The first week it was technology. The remote location had a technical problem and had to switch computers at the last minute. As a result, it was a less than expected experience for the attendees at that location. We remedied the problem with a dedicated computer with a camera and microphone.
The lesson: get the tech set early, have a back-up plan, and have a staff member on-site in the beginning to troubleshoot.
The class itself is about 80 hours. Students need to read the material before each course and use the learning management system to complete a quiz before coming into class. Since the two locations are coming together, the information on the required texts didn’t get to everyone. Some were late in getting textbooks and are behind.
The lesson: be sure students get information on texts early—or include the textbooks in the course price and handle it for them.

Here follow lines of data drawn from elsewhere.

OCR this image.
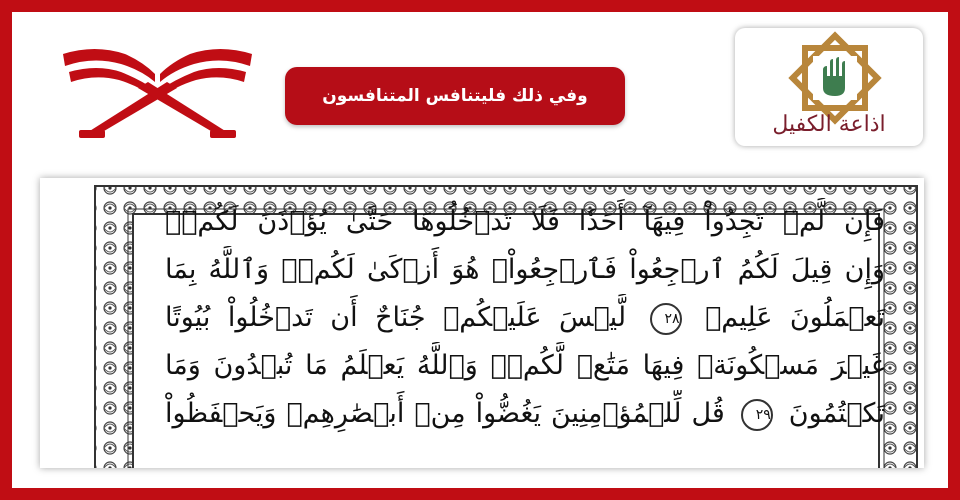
وفي ذلك فليتنافس المتنافسون
اذاعة الكفيل
فَإِن لَّمۡ تَجِدُواْ فِيهَآ أَحَدٗا فَلَا تَدۡخُلُوهَا حَتَّىٰ يُؤۡذَنَ لَكُمۡۖ
وَإِن قِيلَ لَكُمُ ٱرۡجِعُواْ فَٱرۡجِعُواْۖ هُوَ أَزۡكَىٰ لَكُمۡۚ وَٱللَّهُ بِمَا
تَعۡمَلُونَ عَلِيمٞ ٢٨ لَّيۡسَ عَلَيۡكُمۡ جُنَاحٌ أَن تَدۡخُلُواْ بُيُوتًا
غَيۡرَ مَسۡكُونَةٖ فِيهَا مَتَٰعٞ لَّكُمۡۚ وَٱللَّهُ يَعۡلَمُ مَا تُبۡدُونَ وَمَا
تَكۡتُمُونَ ٢٩ قُل لِّلۡمُؤۡمِنِينَ يَغُضُّواْ مِنۡ أَبۡصَٰرِهِمۡ وَيَحۡفَظُواْ
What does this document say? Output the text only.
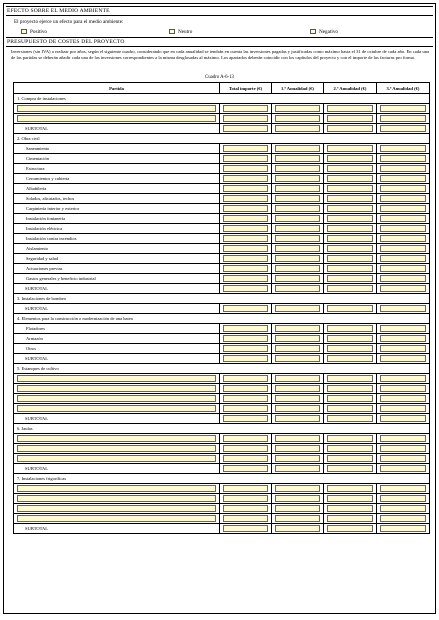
EFECTO SOBRE EL MEDIO AMBIENTE
El proyecto ejerce un efecto para el medio ambiente:
Positivo	Neutro	Negativo
PRESUPUESTO DE COSTES DEL PROYECTO
Inversiones (sin IVA) a realizar por años, según el siguiente cuadro, considerando que en cada anualidad se tendrán en cuenta las inversiones pagadas y justificadas como máximo hasta el 31 de octubre de cada año. En cada una de las partidas se deberán añadir cada una de las inversiones correspondientes a la misma desglosadas al máximo. Los apartados deberán coincidir con los capítulos del proyecto y con el importe de las facturas pro forma.
Cuadro A-6-13
Partida	Total importe (€)	1.ª Anualidad (€)	2.ª Anualidad (€)	3.ª Anualidad (€)
1. Compra de instalaciones				

SUBTOTAL	

2. Obra civil				
Saneamiento	

Cimentación	

Estructura	

Cerramientos y cubierta	

Albañilería	

Solados, alicatados, techos	

Carpintería interior y exterior	

Instalación fontanería	

Instalación eléctrica	

Instalación contra incendios	

Aislamiento	

Seguridad y salud	

Actuaciones previas	

Gastos generales y beneficio industrial	

SUBTOTAL	

3. Instalaciones de bombeo				
SUBTOTAL	

4. Elementos para la construcción o modernización de una batea				
Flotadores	

Armazón	

Otros	

SUBTOTAL	

5. Estanques de cultivo				

SUBTOTAL	

6. Jaulas				

SUBTOTAL	

7. Instalaciones frigoríficas				

SUBTOTAL	
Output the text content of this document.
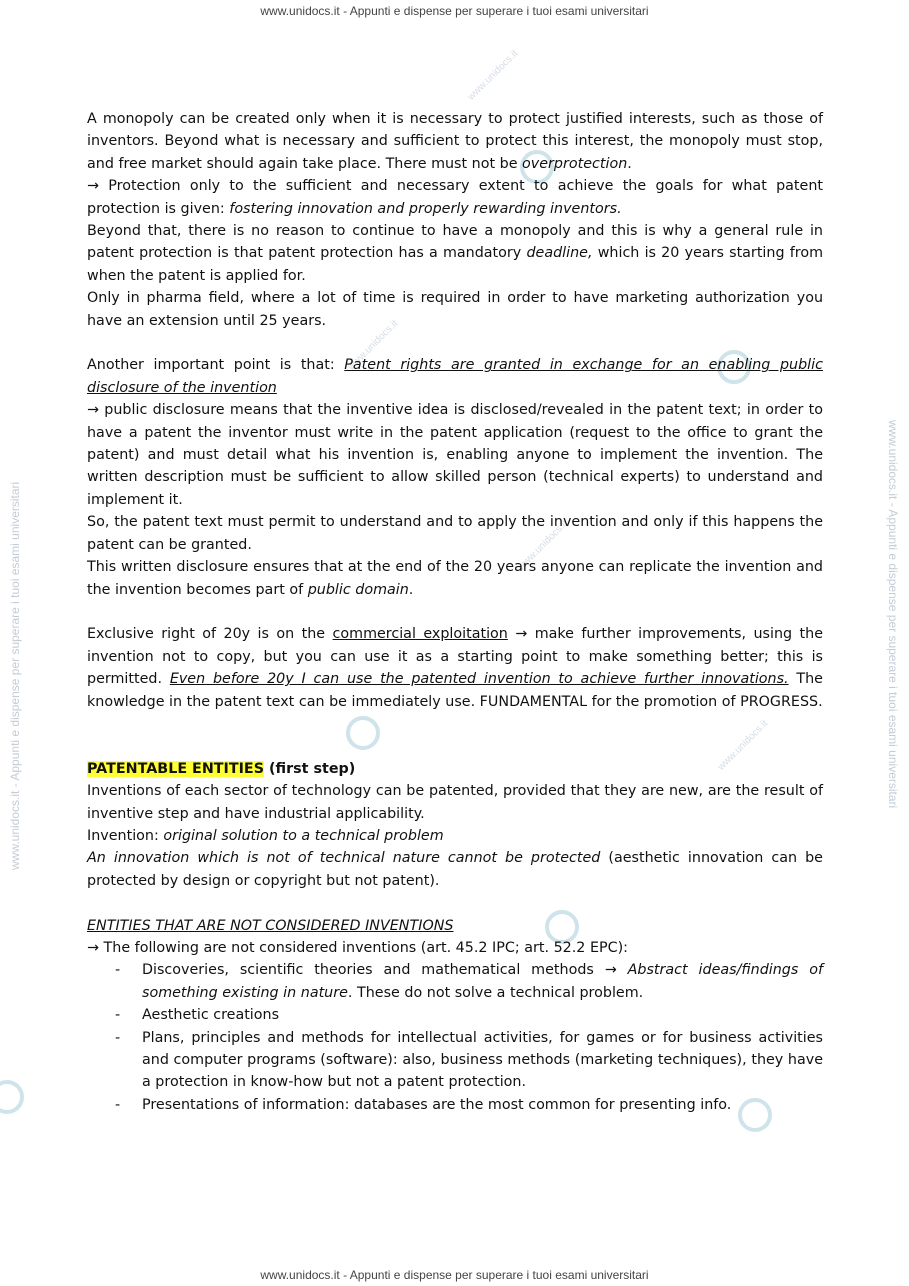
www.unidocs.it - Appunti e dispense per superare i tuoi esami universitari
www.unidocs.it - Appunti e dispense per superare i tuoi esami universitari	www.unidocs.it - Appunti e dispense per superare i tuoi esami universitari
www.unidocs.it
www.unidocs.it
www.unidocs.it
www.unidocs.it

A monopoly can be created only when it is necessary to protect justified interests, such as those of inventors. Beyond what is necessary and sufficient to protect this interest, the monopoly must stop, and free market should again take place. There must not be overprotection.

→ Protection only to the sufficient and necessary extent to achieve the goals for what patent protection is given: fostering innovation and properly rewarding inventors.

Beyond that, there is no reason to continue to have a monopoly and this is why a general rule in patent protection is that patent protection has a mandatory deadline, which is 20 years starting from when the patent is applied for.

Only in pharma field, where a lot of time is required in order to have marketing authorization you have an extension until 25 years.

Another important point is that: Patent rights are granted in exchange for an enabling public disclosure of the invention

→ public disclosure means that the inventive idea is disclosed/revealed in the patent text; in order to have a patent the inventor must write in the patent application (request to the office to grant the patent) and must detail what his invention is, enabling anyone to implement the invention. The written description must be sufficient to allow skilled person (technical experts) to understand and implement it.

So, the patent text must permit to understand and to apply the invention and only if this happens the patent can be granted.

This written disclosure ensures that at the end of the 20 years anyone can replicate the invention and the invention becomes part of public domain.

Exclusive right of 20y is on the commercial exploitation → make further improvements, using the invention not to copy, but you can use it as a starting point to make something better; this is permitted. Even before 20y I can use the patented invention to achieve further innovations. The knowledge in the patent text can be immediately use. FUNDAMENTAL for the promotion of PROGRESS.

PATENTABLE ENTITIES (first step)

Inventions of each sector of technology can be patented, provided that they are new, are the result of inventive step and have industrial applicability.

Invention: original solution to a technical problem

An innovation which is not of technical nature cannot be protected (aesthetic innovation can be protected by design or copyright but not patent).

ENTITIES THAT ARE NOT CONSIDERED INVENTIONS

→ The following are not considered inventions (art. 45.2 IPC; art. 52.2 EPC):

- Discoveries, scientific theories and mathematical methods → Abstract ideas/findings of something existing in nature. These do not solve a technical problem.
- Aesthetic creations
- Plans, principles and methods for intellectual activities, for games or for business activities and computer programs (software): also, business methods (marketing techniques), they have a protection in know-how but not a patent protection.
- Presentations of information: databases are the most common for presenting info.
www.unidocs.it - Appunti e dispense per superare i tuoi esami universitari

Falling behind in reading at the beginning is costly in a quick course.
Flipped Classroom Concepts
There is some good news. I am using a flipped classroom philosophy, with much of the flipped concept done in a case-based format. I like the way that is going. I want to share one of the cases and explain how it worked.
I introduce patients with names and photos. It makes them more real in a case-based format. (slide 1).
Provide some demographics and history on the patient. The key is to give enough information…but not too much (slides 2 and 3).
The demographics and history pave the way for the questions (slide 4). Remember that the students have read the book (if not, they have to speed read in class) and I do allow computers, tablets, and phones in class for research. The students are coached on relevant and credible sources.
The case-based questions have two primary purposes:
1) Have students explore and apply the material they have read in a clinically relevant format
2) Provide a vehicle for me to add additional information during moments of interest (teachable moments). Using these questions as a vehicle, I was able to discuss differences in asthma between adults and children, medical-legal issues in the nurse’s office, differential diagnosis and decisions making, patient management, and more.
I believe students learned much more than if they were asked to learn the same material from a slide presentation. I also observed the students asked excellent questions like, “Would I still be able to give albuterol if she didn’t have a history of asthma?” They were thinking and applying. Very exciting.
There was a second case with an older patient with conflicting cardiac/respiratory/COPD symptoms. We continued our discussion on respiratory and included more differential diagnosis and a variety of conditions (spontaneous pneumothorax, pulmonary embolus, and more). Both cases were worked on in groups. We did individual work followed by a discussion using an exercise where students had to make oxygen delivery choices on a variety of patients.
Coming full circle, I projected a weekly challenging NREMT question and also gave a challenging 15 question quiz highlighting three things: the material from last week, the material from their required reading and any material from the EMT curriculum. The quiz focused on pathophysiology and also included 3 NREMT-style questions to get their heads in the game.